You can calculate GopPAR use the ARPAR calculator to divide Gross operating profit by the number of available rooms and number of days. The GopPAR formula is given by:
|GopPAR =||Gross Operating Profit|
|Rooms Available · Days|
How to improve performance
As mentioned above, the metric you should try to improve is always profit. It is therefore important that you understand the weaknesses of all the performance metrics when it comes to how good they are at predicting greater profit. Some of the metrics provide actionable insights, but don't show the full picture. Others show a truer picture of how much profit is generated but consist of more complex relationships that need to be broken down before any action can be taken.
Some useful tactics accommodation providers employ to improve their profits are:
- Exploit the seasonality to raise your prices during the high season and lower them to adjust occupancy during the low season.
- Employ Length Of Stay (LOS) restrictions like minimum or maximum length of stay to minimize your costs and maximize occupancy. Do not accept long stays at off-season prices that spill into your high season, and try to minimize one-night stays.
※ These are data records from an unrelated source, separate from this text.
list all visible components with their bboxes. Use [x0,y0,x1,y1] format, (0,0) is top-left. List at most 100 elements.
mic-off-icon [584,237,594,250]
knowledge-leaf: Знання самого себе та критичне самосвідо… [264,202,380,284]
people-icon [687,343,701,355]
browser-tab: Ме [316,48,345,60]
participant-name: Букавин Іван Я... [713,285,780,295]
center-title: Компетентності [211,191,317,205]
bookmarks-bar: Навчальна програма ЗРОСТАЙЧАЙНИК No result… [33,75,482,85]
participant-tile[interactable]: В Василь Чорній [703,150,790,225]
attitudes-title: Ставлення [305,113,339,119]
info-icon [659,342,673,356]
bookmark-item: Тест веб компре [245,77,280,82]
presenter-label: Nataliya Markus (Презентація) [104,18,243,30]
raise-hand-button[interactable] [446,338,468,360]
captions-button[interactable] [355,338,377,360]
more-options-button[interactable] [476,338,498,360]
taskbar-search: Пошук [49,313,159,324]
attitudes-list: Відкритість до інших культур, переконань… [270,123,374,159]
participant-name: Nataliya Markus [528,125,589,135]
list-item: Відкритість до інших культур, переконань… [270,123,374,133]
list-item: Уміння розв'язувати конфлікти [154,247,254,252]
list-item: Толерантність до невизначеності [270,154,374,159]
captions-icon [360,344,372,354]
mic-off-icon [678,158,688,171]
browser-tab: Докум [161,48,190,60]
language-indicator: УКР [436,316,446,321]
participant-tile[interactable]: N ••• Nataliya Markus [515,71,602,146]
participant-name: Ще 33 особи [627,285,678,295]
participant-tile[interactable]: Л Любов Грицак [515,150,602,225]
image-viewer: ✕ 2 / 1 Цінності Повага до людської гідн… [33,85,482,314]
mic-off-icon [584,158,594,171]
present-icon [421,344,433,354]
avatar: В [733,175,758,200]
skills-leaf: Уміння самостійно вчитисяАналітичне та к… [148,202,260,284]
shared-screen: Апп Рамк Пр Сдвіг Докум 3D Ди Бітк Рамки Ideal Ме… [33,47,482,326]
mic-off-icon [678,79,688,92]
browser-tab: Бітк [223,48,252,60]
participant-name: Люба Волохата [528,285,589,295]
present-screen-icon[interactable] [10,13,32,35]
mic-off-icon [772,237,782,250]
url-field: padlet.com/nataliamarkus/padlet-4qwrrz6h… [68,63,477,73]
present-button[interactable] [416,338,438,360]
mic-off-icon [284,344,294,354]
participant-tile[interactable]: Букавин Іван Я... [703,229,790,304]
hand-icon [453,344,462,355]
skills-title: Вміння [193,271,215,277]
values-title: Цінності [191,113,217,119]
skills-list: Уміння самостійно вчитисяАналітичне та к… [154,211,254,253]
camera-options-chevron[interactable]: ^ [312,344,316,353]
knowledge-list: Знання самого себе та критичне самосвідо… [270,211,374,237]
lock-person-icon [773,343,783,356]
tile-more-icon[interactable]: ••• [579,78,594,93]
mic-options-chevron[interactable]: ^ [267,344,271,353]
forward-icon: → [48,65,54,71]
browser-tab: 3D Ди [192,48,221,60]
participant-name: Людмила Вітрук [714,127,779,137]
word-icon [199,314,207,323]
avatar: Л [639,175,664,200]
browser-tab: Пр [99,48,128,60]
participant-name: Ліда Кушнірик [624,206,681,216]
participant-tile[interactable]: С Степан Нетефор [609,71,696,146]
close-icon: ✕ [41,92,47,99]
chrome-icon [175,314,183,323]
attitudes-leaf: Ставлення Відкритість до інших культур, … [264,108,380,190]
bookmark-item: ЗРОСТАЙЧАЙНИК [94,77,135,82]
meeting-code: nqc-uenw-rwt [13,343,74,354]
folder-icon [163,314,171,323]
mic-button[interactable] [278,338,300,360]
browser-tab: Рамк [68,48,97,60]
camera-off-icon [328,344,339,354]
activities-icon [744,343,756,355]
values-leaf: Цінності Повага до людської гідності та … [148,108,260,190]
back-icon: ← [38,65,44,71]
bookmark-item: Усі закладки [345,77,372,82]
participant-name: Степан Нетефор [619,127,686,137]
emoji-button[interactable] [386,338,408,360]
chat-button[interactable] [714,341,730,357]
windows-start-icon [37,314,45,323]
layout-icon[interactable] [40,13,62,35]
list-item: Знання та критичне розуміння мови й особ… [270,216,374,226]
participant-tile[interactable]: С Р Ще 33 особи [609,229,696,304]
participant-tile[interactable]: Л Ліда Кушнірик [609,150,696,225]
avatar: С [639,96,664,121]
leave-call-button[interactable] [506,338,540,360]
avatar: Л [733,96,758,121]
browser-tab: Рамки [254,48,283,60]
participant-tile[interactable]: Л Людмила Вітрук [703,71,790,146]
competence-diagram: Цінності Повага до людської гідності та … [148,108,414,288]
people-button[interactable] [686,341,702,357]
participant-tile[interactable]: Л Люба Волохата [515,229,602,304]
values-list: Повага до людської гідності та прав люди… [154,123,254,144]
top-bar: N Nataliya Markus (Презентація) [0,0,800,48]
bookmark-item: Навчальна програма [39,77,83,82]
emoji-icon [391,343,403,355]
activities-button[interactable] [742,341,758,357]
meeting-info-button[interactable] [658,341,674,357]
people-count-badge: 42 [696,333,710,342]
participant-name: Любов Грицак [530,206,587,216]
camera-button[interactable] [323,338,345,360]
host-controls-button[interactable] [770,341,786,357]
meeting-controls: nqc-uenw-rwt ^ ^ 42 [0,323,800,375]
You can also implement arrival day restrictions, possibly in combination with the length of stay restrictions to maximize your occupancy during high-demand seasons.
- Promotions and Discounts can be used to increase occupancy during slow periods. Such incentives are also effective when encouraging guests to promote your offer to their friends and family.
- Incentives for longer stays. Offer a discount to guests who book longer stays. If you have a lot of weekend stayovers, for example, you can offer 30% off on the third night. This will encourage your guests to stay an extra day.
- Referrals. Encourage guests to write reviews and to invite their friends and family to book a stay with you.
- Marketing: social media, ads, etc. Marketing your business is often the main source of sales. Stay active on Facebook groups for vacation rental, Instagram, Twitter, etc. Large groups of people get inspiration for their next trip from these platforms.
- Online travel agencies (OTCs) are usually expensive but can be a good way to top off your occupancy. Especially if you have exhausted all other options.
- Selective audience. Targeting a niche audience can often create many referrals and reviews within that audience. It is much more probable for your guests to recommend your accommodation if they feel it offeres a great guest experience. This is especially true if the people they are talking to are in the same situation and looking for something similar. Catering to pets, families with kids, adults-only, outdoor experience, posh stays, etc. are examples of audiences you can target.
- Discourage cancellations by demanding a booking deposit and limiting or removing refunds, or offer special non-refundable rates.